FEBRUARY 22, 2002 . VOLUME 94 . NUMBER 17 . BACK TO HEADLINES . ARCHIVES


Conference brings high profile Sudan scholars to Macalester

By JOHN ELLIS
Contributing Writer


A group of students has worked for two years to organize a conference about the civil war in the Sudan, a conflict in which more than two million people have died.

Modeled after Macalester’s annual International Round Table, the conference on Sudan is a two-day affair featuring internationally known experts on that part of the world. The conference will kick off next Friday, March 1 with keynote speaker Francis M. Deng, a well-known scholar of the conflict.

“The situation in Sudan cannot be pigeonholed into one dynamic,” International Studies Professor David Chioni Moore said. Moore helped Patrick D’Silva ’03, Lizzie Seefeldt ’02 and J. Quinn Martin ’02 organize the event. “It combines religious, post-colonial, global-economic, post-Cold War and other dynamics. Unfortunately almost all factors bearing on the Sudan seem to work in the worst possible way, and in combination. That is why this conference is so important,” Moore said.

D’Silva, Martin, and Seefeldt have been careful to bring a variety of voices. “There is a lot of rhetoric on the war,” Seefeldt said. “We’ve picked people that will give differing perspectives.”

The conference was D’Silva’s idea. He is currently studying abroad in Morocco, but he will return to respond to one of the conference speakers.

Currently Sudan has a record of human rights abuses as a result of the government’s desire to create an Arab Islamic state at the expense of a large non-Arab population, according to the conference organizers. In the south are the Dinka and the Nuer, two related groups that face both inter- and intra- cultural conflicts revolving primarily, but not exclusively around religion. Slavery, genocide and war are just a few of the issues that the conference will address.

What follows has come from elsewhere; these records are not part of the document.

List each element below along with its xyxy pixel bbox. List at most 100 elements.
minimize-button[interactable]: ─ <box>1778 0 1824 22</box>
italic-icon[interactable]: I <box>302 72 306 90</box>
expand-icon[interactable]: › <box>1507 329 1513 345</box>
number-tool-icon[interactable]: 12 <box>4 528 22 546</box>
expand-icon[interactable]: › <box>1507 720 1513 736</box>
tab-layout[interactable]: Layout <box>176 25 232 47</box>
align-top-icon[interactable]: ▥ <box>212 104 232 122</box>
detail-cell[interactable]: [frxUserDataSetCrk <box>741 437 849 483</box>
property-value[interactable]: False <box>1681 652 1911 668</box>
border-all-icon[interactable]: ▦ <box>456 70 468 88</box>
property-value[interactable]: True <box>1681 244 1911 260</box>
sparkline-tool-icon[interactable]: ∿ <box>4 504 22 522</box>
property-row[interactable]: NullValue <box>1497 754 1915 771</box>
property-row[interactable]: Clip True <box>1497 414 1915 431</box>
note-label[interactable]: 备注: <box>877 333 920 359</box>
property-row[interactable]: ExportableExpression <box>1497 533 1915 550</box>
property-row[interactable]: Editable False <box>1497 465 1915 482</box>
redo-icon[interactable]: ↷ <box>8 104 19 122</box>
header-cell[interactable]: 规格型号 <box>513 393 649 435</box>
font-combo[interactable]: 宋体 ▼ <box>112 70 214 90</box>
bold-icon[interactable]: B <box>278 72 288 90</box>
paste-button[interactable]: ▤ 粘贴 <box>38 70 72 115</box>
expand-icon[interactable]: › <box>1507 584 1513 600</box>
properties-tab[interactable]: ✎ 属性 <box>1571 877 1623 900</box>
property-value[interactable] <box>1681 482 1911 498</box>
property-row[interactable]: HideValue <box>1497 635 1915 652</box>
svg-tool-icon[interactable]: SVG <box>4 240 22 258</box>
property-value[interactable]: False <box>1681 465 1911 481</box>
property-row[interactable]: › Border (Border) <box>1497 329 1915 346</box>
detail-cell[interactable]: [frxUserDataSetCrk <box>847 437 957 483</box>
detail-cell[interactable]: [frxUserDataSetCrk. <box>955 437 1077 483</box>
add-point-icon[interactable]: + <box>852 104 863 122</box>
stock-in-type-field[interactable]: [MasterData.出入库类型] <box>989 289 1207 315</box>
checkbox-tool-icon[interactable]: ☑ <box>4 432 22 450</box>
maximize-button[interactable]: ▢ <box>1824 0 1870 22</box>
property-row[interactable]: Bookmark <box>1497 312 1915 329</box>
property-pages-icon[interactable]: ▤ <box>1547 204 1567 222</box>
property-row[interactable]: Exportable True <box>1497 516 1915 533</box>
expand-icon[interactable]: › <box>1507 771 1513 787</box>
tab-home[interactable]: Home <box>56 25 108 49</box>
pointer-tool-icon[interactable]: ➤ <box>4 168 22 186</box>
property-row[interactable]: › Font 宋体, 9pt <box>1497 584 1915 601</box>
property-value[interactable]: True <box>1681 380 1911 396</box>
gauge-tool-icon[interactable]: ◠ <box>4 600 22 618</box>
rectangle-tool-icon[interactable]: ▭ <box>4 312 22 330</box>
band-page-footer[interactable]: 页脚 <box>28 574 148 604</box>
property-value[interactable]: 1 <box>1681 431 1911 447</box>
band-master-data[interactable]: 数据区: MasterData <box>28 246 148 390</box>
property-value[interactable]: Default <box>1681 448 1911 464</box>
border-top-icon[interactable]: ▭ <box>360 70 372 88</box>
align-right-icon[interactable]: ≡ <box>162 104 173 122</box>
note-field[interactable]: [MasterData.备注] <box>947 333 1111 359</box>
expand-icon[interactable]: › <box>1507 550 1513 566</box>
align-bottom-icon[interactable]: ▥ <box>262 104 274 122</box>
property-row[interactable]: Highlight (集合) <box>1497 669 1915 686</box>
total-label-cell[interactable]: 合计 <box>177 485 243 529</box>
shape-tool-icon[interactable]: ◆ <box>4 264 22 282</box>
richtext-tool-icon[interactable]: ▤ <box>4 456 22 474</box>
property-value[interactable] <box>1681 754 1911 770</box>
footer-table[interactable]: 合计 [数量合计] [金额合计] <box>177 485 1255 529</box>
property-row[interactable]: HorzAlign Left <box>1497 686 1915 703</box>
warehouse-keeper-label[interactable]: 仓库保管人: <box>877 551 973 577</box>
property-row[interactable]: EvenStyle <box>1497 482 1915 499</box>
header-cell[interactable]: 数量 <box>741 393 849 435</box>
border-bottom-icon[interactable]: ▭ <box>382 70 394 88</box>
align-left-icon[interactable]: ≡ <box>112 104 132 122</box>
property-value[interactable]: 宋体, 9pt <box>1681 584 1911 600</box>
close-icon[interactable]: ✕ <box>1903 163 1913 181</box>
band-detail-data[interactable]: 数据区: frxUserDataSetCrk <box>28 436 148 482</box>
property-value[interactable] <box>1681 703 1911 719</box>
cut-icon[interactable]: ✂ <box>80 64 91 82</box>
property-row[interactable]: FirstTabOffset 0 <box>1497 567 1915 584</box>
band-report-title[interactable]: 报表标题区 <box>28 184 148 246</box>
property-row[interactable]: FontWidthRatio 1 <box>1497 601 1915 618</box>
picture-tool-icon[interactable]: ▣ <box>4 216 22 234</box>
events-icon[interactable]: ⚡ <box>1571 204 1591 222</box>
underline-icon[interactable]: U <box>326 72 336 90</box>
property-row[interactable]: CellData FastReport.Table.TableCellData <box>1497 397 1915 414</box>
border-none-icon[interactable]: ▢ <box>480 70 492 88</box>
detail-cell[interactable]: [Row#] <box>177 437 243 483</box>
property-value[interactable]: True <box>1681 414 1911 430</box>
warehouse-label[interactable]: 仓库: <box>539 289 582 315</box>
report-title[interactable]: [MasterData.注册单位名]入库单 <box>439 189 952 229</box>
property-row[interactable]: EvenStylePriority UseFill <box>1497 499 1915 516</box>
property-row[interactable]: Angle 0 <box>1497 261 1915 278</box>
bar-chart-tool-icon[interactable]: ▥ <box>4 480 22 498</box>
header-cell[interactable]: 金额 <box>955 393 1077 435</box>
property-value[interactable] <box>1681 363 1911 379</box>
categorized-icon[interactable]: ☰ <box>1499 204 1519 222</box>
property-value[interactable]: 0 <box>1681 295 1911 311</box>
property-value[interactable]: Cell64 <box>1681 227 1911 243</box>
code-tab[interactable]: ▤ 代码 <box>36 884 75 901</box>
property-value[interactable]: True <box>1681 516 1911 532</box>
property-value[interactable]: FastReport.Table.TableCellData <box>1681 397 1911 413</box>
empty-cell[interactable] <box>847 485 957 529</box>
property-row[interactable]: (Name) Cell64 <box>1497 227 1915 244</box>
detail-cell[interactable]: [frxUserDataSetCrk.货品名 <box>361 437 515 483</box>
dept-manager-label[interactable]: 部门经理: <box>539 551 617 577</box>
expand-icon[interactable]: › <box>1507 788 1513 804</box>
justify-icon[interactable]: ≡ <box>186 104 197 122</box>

Anthropology Professor Dianna Shandy is a specialist on the Nuer, a group entangled in the net of Sudan’s arbitrary colonial borders. She says that this conference differs from many of the spontaneous lectures on this topic she recalls from her graduate years at Columbia University in that Macalester’s conference will have a group of specialists together for a sustained amount of time and whose goal has been only to be at Macalester in order to address the issues concerning Sudan.

“I am very excited,” she said of the conference.

Though attention to Sudan has grown in the past few years, most of that attention focuses on humanitarian help. Seefeldt, however, said she found it difficult to make meaningful contributions to the Sudan conflict in that way. Lack of time, money, and the assurance that her well-intended efforts would reach the right people, led Seefeldt to change her perspective on the meaning of help. She, Quinn Martin ’02, and Patrick D’Silva ’03, decided that they would use the resources available to them as Macalester students in order to help. They organized a conference raise awareness about an issue they thought did not get enough attention.

Martin became interested in the Sudan through his participation in Macalester Christian Fellowship (MCF) and its interest in religious persecution. In addition to China and Indonesia, he learned that Sudan was a place where Christians are the target of much oppression. From there sprung his interest in that part of Africa. Quinn’s interest led him to find out how very complex the situation in Sudan was. Religious persecution is just one of many issues that face the vast area we call Sudan.

This team of three students has impressed many community members with their well-thought-out proposal for the conference and has gained support from academic departments such as International Studies, Russian Studies, and Anthropology. The offices of the provost, dean of students, dean of academic programs, in addition to the Westminster Presbyterian Church and the Minnesota International Center all provided funding for the conference.

Macalester is not the only community that will attend the Sudan Conference. Area churches have been notified. According to Martin, word is out in major poles of Sudanese immigration, such as Omaha, Neb., Sioux Falls, Wis, and Des Moines, Iowa.



John Ellis can be reached at jellis@macalester.edu.


More Info
The conference starts at 10 a.m. Friday, March 1, and continues through 4 p.m. Saturday, March 2 in Weyerhaeuser Memorial Chapel. The speakers are Professor Francis M. Deng from the Institute for International Studies Graduate Center, CUNY, Jemera Rone, Sudan researcher for Human Rights Watch, Abdullahi A. An-Na’im, Professor of Law at Emory University and Donald Petterson, former U.S. ambassador to Sudan. The conference papers are on reserve at the DeWitt Wallace Library.